On 1 May, ICSID and UNCITRAL jointly published a draft Code of Conduct for adjudicators in investor‑state disputes. It is envisaged that, once finalised, the code could be implemented by a range of means, including incorporating it into investment treaties or procedural rules, or having disputing parties agree to its application at the outset of a case.

The draft code applies to all those who adjudicate ISDS cases, including arbitrators, annulment committee members, members of appeal mechanisms and judges on bilateral or multilateral permanent courts. Its scope also extends to adjudicators' assistants, who often are closely involved in the adjudicator's work and privy to confidential information.

A number of important issues are addressed in the draft code, including:
 
  • Potential conflicts of interest: The draft code expressly confirms that adjudicators are required to avoid any direct or indirect conflict of interest. Rather than seeking to list comprehensively what might constitute a conflict, it provides for extensive disclosure of circumstances that could potentially give rise to one, with a view to allowing parties to assess the risk on a case-by-case basis.
 
  • Repeat appointments: Extensive disclosure is also the code's proposed answer to a related concern regarding adjudicators repeatedly appointed by the same counsel, client or "side" (i.e. investor or state). This approach has been favoured over introducing a fixed cap on the number of repeat appointments that can be taken, which some have argued would unduly constrain parties' abilities to appoint the most appropriate adjudicator for their case. Again, the rationale behind favouring disclosure over a strict limit is said to be the flexibility it would afford parties to assess the merits of challenging an adjudicator in the specific circumstances of their case.
 
  • Double-hatting: The practice of an individual acting as an adjudicator in one case while simultaneously acting as counsel or an expert witness in another is commonly known as "double‑hatting". The practice has led to concerns regarding adjudicator impartiality (e.g., if the determination of a certain issue in the adjudicated decision might affect the outcome of the case in which the adjudicator acts as counsel).

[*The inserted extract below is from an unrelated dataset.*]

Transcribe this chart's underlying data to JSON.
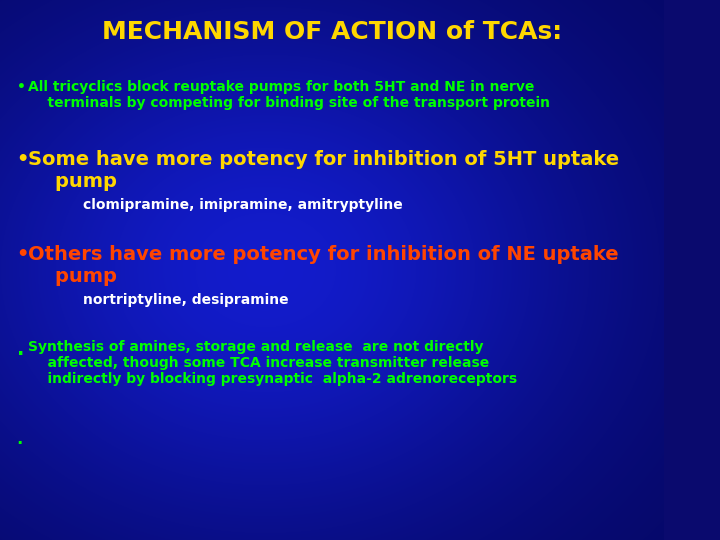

However, this is not a straightforward issue to regulate: difficult questions remain as to precisely which overlapping roles are problematic (e.g., should only cases under the same investment treaty be caught, or any ISDS proceedings?) and whether acceptance of such roles should be banned outright (which arguably could significantly narrow the field of potential candidates, since many practitioners, particularly at earlier stages of their careers, will be unable or willing to forego counsel work completely in favour of arbitral appointments) or merely mandatorily disclosable. Currently, the draft leaves open a range of approaches for consideration, and this will no doubt be a topic of debate before the code is finalised.
 
  • Availability and diligence: On a more practical level, the draft code deals with the need for adjudicators to have sufficient availability to hear the case in question, and requires them to act at all times with "diligence, civility and efficiency". It expressly provides that adjudicators must not delegate their decision‑making function, which is "at the core of the role and must be exercised by the individual selected". The drafters also float the idea of including a cap on the number of pending ISDS proceedings that an adjudicator may serve on at once, to address concerns that, if adjudicators have taken on a large number of cases, they may be unable to dedicate sufficient time to each. For now, however, the cap remains a placeholder and the commentary to the draft article correctly acknowledges that "introducing a specific number would be controversial".

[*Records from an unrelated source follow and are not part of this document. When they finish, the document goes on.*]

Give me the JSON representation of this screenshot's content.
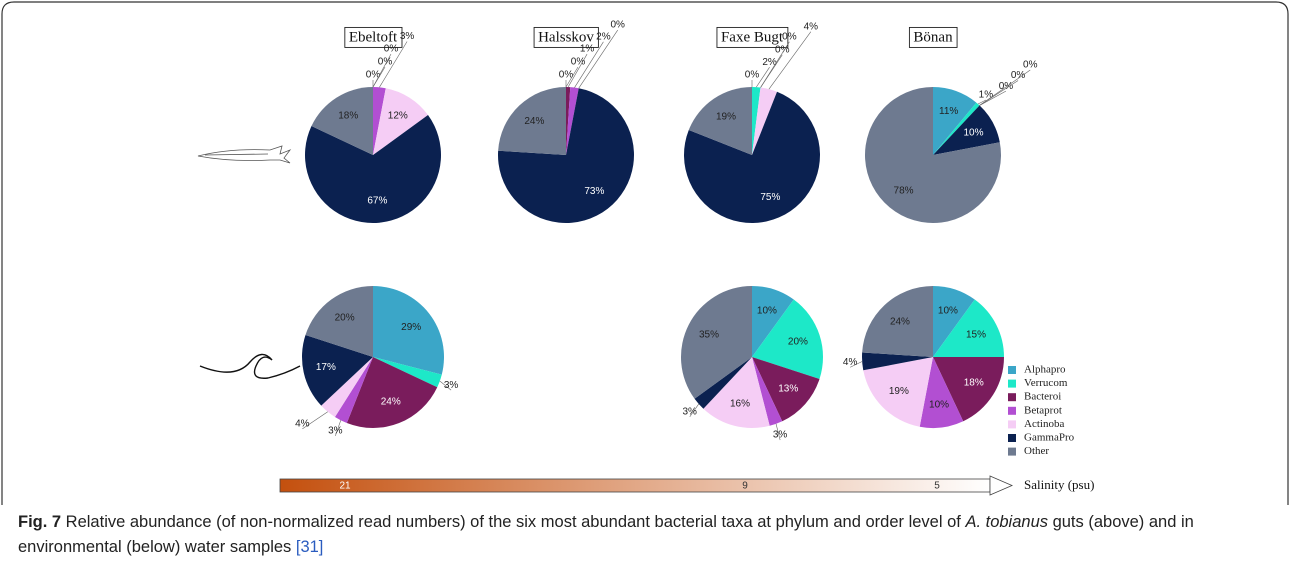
{
  "chart_data": {
    "type": "pie",
    "sites": [
      "Ebeltoft",
      "Halsskov",
      "Faxe Bugt",
      "Bönan"
    ],
    "categories": [
      "Alphapro",
      "Verrucom",
      "Bacteroi",
      "Betaprot",
      "Actinoba",
      "GammaPro",
      "Other"
    ],
    "colors": [
      "#3ba6c8",
      "#1de8c8",
      "#7a1c5c",
      "#b24fd2",
      "#f5cdf5",
      "#0b2150",
      "#6e7a90"
    ],
    "fish": [
      [
        0,
        0,
        0,
        3,
        12,
        67,
        18
      ],
      [
        0,
        0,
        1,
        2,
        0,
        73,
        24
      ],
      [
        0,
        2,
        0,
        0,
        4,
        75,
        19
      ],
      [
        11,
        1,
        0,
        0,
        0,
        10,
        78
      ]
    ],
    "fish_labels": [
      [
        "0%",
        "0%",
        "0%",
        "3%",
        "12%",
        "67%",
        "18%"
      ],
      [
        "0%",
        "0%",
        "1%",
        "2%",
        "0%",
        "73%",
        "24%"
      ],
      [
        "0%",
        "2%",
        "0%",
        "0%",
        "4%",
        "75%",
        "19%"
      ],
      [
        "11%",
        "1%",
        "0%",
        "0%",
        "0%",
        "10%",
        "78%"
      ]
    ],
    "water": [
      [
        29,
        3,
        24,
        3,
        4,
        17,
        20
      ],
      null,
      [
        10,
        20,
        13,
        3,
        16,
        3,
        35
      ],
      [
        10,
        15,
        18,
        10,
        19,
        4,
        24
      ]
    ],
    "water_labels": [
      [
        "29%",
        "3%",
        "24%",
        "3%",
        "4%",
        "17%",
        "20%"
      ],
      null,
      [
        "10%",
        "20%",
        "13%",
        "3%",
        "16%",
        "3%",
        "35%"
      ],
      [
        "10%",
        "15%",
        "18%",
        "10%",
        "19%",
        "4%",
        "24%"
      ]
    ],
    "salinity_label": "Salinity (psu)",
    "salinity_ticks": [
      21,
      9,
      5
    ]
  },
  "caption": {
    "figure": "Fig. 7",
    "text": " Relative abundance (of non-normalized read numbers) of the six most abundant bacterial taxa at phylum and order level of ",
    "species": "A. tobianus",
    "text2": " guts (above) and in environmental (below) water samples ",
    "ref": "[31]"
  }
}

While some way remains to go before an agreed position is reached on these and other difficult policy questions regarding adjudicator conduct, the draft code represents an important step in that direction.
In a field that is, by its nature, used by participants from a range of legal and commercial backgrounds globally, greater clarity and uniformity as to the standards to be expected of adjudicators will no doubt be welcomed by potential users of ISDS. Practitioners in this area will continue to monitor these developments.